Class, 11/3

We spent some time discussing the catch-and-release problem and similar ones. I made several points:

1) Since the likelihood is the probability of data point 1 AND data point 2 AND ...., you must always MULTIPLY the probabilities of the individual data points to get the likelihood of the entire data set. NEVER add them!

2) In this problem, as we draw samples (fish), the total number of fish in the lake and the total number of fish of each type (tagged, untagged) decrease by 1 each time a fish is caught. This means we are sampling without replacement. It also means that each time we catch a tagged fish, the next time we catch a tagged fish we have to use a numerator and a denominator that are decreased by 1. So, for example, with 100 fish in the lake, 10 of them tagged, the first tagged fish we catch has a probability of 10/100, the second a probability of 9/99, the third 8/98, etc. After catching the five tagged fish, then there are 95 fish left, 90 of them untagged. So the first untagged fish we catch has probability 90/95, the second 89/94, and so forth.

3) It doesn't matter what order the fish are caught, the likelihood will be the same. So, you might as well treat all of the first kind first and then handle those of the remaining kind.

4) After computing the rest of the table to get the posterior, you can add up the posterior probabilities for intervals in the number of fish, e.g., to get the probability that the total number of fish is between 15 and 25 (inclusive), just add the posterior probabilities for each of those numbers of fish.

5) If the number of items (fish, voters) is very large, you can approximate the ratios by the same number, just pretend that the number of fish in the lake and the number of each kind don't change as more fish are caught. The error committed will be quite small in this case. What you are doing is approximating sampling without replacement by sampling with replacement.

We talked about the astrology problem. The states of nature are the numbers p=0.05, o.15,...,0.95 the way we are setting up the problem. The prior could be uniform, but if your experience is that astrology is probably bunk, you might want to skew the prior to smaller numbers; or if your experience is that it works, you might want to skew it to larger numbers. This is not cheating, it is using information in your past experience.

The likelihood is p⁴(1-p)⁷ for each of the values of p. The rest of the table is filled out as usual. Then, the answer to the question (the probability that the astrologer is able to predict the future at least 85% of the time) is the sum of the two posterior probabilities for the values of p=0.85 and 0.95.

We discussed the expert systems problem. The basic idea is that you can train a Bayesian system by, for example, telling it the symptoms observed and the diagnosis for a number of patients. This allows the system to estimate the conditional probabilities

p(symptom|diagnosis)

for a lot of symptoms and diagnoses. These can then be used as terms in the likelihood for a new patient who comes in and whose symptoms are determined and put into the system. What we've described in class is known as a naive Bayes classifier.
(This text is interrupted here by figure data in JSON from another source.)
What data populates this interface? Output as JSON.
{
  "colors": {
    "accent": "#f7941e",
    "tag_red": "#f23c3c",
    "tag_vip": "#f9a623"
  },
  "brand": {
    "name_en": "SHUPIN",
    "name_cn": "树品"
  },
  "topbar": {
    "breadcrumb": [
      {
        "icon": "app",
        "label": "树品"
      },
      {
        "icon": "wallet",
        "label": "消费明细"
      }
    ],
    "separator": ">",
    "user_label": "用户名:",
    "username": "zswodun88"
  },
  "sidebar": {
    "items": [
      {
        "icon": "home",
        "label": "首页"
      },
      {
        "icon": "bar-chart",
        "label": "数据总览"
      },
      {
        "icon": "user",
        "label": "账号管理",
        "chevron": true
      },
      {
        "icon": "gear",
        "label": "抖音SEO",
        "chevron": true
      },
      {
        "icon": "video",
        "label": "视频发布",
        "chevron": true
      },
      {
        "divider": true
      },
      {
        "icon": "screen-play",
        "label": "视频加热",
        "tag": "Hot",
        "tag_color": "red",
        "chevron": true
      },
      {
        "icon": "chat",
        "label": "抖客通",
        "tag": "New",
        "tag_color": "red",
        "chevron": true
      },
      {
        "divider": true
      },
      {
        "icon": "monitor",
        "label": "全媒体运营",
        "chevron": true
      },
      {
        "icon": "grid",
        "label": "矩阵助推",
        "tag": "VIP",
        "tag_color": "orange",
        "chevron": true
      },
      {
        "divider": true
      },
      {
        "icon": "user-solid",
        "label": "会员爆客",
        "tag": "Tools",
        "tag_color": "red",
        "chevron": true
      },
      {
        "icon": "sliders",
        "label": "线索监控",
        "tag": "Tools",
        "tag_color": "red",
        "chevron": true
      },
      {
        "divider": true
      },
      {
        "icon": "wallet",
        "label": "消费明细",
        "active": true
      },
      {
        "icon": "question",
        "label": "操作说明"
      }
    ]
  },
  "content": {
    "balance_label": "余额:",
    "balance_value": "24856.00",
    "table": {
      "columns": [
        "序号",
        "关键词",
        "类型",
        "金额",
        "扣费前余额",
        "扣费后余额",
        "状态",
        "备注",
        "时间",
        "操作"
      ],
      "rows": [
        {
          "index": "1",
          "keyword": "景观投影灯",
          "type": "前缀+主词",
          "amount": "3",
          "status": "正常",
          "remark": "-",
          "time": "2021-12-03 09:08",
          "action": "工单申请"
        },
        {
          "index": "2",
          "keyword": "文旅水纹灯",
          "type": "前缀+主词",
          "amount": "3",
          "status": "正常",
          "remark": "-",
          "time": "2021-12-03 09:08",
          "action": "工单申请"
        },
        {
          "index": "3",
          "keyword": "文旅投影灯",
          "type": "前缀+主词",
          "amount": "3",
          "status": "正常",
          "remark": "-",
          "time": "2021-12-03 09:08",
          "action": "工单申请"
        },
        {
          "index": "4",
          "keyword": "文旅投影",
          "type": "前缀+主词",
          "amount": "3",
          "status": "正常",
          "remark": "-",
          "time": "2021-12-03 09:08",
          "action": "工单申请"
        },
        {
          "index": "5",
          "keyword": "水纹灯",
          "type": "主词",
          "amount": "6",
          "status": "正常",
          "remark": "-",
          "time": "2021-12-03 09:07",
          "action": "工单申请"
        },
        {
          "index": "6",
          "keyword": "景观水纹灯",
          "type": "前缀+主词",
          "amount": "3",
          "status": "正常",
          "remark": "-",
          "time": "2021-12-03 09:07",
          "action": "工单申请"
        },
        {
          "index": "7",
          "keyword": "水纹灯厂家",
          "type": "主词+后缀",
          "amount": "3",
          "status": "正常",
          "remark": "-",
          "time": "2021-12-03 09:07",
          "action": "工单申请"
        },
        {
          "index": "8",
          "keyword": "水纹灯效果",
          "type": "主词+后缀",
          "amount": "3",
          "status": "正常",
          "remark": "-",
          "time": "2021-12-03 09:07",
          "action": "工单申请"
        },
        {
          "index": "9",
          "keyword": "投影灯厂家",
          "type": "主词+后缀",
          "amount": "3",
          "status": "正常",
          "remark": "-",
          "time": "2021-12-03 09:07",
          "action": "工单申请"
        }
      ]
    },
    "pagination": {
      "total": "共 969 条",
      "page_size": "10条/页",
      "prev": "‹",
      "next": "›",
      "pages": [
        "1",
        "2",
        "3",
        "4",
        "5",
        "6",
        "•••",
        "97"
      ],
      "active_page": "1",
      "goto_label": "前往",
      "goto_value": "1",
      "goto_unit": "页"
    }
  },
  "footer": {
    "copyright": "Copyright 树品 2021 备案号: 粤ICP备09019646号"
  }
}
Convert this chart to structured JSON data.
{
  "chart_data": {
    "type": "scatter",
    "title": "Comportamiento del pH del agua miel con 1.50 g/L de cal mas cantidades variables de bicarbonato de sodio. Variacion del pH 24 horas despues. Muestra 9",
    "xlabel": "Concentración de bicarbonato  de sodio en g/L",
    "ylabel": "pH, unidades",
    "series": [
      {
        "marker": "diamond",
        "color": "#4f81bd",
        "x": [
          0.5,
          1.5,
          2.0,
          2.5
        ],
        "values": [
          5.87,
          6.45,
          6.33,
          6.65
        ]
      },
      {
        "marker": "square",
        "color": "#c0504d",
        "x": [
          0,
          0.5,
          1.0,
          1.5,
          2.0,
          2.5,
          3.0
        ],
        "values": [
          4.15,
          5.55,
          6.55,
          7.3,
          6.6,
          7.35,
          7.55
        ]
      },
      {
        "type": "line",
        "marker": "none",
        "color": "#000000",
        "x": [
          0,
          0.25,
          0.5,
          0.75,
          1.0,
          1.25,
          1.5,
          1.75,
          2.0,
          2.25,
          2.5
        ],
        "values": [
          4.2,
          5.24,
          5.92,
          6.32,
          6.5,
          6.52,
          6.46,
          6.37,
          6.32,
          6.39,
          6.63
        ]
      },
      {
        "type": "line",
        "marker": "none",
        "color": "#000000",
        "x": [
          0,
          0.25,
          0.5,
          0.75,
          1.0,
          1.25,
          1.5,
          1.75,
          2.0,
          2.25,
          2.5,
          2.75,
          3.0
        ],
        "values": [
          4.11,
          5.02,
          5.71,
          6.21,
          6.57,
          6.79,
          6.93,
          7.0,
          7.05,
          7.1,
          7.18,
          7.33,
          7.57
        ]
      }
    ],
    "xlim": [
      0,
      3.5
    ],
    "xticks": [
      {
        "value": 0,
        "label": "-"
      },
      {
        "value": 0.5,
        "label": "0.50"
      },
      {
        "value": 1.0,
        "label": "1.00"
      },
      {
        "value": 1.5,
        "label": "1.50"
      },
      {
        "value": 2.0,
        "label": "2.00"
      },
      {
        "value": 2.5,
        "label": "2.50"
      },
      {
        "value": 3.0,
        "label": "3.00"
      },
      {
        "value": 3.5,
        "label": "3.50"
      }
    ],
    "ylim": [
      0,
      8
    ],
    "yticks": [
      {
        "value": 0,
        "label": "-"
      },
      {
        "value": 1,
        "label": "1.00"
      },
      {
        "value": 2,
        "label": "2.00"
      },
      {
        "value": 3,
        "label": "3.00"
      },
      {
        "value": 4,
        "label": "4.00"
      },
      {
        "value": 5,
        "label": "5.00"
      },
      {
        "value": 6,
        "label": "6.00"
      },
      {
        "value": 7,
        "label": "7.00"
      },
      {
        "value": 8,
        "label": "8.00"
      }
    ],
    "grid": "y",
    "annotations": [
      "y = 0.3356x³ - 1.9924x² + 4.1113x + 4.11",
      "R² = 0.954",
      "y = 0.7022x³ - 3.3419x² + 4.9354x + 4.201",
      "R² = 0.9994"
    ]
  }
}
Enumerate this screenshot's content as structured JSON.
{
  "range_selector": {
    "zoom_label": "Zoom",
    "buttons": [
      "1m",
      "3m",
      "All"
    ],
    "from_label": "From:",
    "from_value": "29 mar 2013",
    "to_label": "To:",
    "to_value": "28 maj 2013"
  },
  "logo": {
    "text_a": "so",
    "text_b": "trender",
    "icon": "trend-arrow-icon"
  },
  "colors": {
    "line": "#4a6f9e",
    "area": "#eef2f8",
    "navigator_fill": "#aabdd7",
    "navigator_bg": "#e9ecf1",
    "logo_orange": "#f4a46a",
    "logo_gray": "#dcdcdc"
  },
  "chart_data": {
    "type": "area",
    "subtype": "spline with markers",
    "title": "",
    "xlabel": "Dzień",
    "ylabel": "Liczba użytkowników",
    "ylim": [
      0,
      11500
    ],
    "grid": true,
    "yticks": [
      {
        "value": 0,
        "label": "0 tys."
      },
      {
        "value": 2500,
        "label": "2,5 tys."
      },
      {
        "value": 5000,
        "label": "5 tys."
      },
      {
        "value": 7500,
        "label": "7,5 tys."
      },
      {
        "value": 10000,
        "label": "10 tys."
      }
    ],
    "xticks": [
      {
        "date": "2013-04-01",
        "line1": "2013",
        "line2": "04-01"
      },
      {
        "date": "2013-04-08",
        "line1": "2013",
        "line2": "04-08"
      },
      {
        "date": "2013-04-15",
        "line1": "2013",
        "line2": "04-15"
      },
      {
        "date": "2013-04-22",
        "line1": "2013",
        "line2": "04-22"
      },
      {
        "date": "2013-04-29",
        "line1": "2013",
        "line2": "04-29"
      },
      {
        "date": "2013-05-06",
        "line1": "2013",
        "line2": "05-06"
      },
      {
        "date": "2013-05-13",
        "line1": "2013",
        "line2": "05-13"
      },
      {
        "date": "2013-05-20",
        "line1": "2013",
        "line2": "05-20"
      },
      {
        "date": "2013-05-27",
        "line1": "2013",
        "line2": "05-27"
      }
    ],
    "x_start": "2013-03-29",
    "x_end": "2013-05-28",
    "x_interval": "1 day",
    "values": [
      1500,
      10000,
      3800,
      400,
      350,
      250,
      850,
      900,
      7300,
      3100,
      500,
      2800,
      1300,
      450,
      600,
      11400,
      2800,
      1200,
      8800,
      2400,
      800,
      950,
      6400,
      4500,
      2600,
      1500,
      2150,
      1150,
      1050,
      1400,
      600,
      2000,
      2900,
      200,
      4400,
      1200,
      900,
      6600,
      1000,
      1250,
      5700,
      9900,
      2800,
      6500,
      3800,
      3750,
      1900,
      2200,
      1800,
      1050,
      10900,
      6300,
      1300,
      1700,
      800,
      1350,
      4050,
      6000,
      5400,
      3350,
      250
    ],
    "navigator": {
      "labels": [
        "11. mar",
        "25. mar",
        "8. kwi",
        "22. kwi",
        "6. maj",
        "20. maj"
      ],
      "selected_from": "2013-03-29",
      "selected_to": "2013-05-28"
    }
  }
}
It's also the basis of Bayesian spam filters and many other useful practical applications of Bayesian methods (including artificial intelligence systems).

We started discussing basic decision problems by drawing the tree for the "general with two routes" problem we had discussed earlier; this time we postulated that the general might be risk averse, in which case he would choose the 200 soldiers for certain rather than the gamble between no soldiers surviving with probability 2/3 and all of them surviving with probability 1/3. Alternatively, a risk seeking general would choose the gamble. We'll pick up on this on Wednesday.